Tommy Lee Jones delivers an outstanding performance as a father searching for his missing son in the movie In the Valley of Elah. I was pulled into the mystery of what happened to Hank Deerfield’s son from that first phone call at the beginning of the movie. As a father myself, I’ve occasionally wondered how my grown children were and if they were all right. With the Iraq War going on and so many soldiers over there, that phone call from the military is the last thing any of them want to deal with.
As it turns out, Deerfield’s son Michael is AWOL, away without leave. The military is looking for him. Deerfield says that if his son was in the United States, he would have known about it.
The calm, cool, collected way the movie goes about introducing the characters and the problem in the opening minutes of the film are amazing. Everything is understated. Jones shows his concern through his actions, quiet and controlled, rather than with further dialogue with anyone. Susan Sarandon portrays Deerfield’s wife, and their relationship’s depth and emotional complexity is played out in a few short scenes and sparse, meaningful dialogue that never overstates the worry. You can see it in the characters, and that’s the best way on film.

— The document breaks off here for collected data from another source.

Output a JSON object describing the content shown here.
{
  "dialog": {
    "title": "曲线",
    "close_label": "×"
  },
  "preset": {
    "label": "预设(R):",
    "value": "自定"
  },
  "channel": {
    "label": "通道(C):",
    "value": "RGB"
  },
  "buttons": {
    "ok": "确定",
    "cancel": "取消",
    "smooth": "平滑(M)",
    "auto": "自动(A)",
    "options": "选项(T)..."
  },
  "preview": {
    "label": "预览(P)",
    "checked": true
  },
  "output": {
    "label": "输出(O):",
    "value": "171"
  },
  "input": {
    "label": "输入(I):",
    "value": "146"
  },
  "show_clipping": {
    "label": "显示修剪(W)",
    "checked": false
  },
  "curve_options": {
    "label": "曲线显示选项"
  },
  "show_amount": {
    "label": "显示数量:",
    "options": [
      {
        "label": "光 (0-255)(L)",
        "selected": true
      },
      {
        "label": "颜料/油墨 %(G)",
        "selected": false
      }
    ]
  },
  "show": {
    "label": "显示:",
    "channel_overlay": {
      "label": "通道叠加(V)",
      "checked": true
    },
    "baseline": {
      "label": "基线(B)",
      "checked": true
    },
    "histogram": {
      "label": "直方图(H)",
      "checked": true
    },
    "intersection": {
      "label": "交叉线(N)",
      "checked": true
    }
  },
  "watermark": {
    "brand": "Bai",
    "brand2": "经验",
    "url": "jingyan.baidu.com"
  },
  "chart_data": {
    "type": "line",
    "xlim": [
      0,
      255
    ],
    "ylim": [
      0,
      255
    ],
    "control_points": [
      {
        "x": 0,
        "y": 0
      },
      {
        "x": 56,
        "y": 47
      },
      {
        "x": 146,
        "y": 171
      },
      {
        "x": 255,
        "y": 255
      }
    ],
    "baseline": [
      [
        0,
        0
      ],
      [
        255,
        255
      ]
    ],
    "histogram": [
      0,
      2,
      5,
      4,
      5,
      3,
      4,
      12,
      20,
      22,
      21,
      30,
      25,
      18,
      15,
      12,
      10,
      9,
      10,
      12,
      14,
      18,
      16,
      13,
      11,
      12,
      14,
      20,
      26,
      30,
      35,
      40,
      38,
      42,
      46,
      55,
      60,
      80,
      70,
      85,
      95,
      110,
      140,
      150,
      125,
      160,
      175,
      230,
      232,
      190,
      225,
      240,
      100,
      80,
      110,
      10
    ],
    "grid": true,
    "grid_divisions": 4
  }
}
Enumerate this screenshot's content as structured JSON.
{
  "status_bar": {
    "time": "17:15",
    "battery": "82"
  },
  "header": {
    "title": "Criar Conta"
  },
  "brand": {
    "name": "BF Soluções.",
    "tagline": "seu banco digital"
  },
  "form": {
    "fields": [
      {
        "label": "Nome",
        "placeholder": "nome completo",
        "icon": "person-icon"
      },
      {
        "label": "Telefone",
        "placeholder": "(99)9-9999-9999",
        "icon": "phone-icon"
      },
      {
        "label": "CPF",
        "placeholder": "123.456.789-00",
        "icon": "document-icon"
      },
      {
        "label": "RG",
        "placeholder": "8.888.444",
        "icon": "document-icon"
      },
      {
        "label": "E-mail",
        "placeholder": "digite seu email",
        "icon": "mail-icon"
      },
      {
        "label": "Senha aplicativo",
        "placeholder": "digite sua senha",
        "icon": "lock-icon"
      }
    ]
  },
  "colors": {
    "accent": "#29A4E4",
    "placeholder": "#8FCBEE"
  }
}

From the beginning, Deerfield comes across as Joe American. He stops on the way out of town to help a school janitor to properly display the American flag. His simple gesture, in the presence of his own crisis, really touched me. And the movie continues to do that all the way through.
At Fort Rudd, the viewer learns that Deerfield isn’t just an ex-military guy. He's former Army CID, part of the criminal investigation division. That caught my attention immediately and amped up the interest. Deerfield wasn’t going to be easily taken advantage of. You can almost feel the storm looming on the horizon.
I was thoroughly irritated at how quickly the military blows off Deerfield’s concern. However, I can see how this can sometimes be the case. Still, Deerfield is slyer than anyone thinks, and quickly manages to get his son’s cell phone from his things when the sergeant isn’t looking.
I enjoyed how Deerfield, though at least fifteen years away from his past as CID and technologically challenged, picks up the reins of his own investigation so quickly. Everything starts falling back into place for him, and his insight into the military mind is great to watch, especially after the interaction with the local police begins.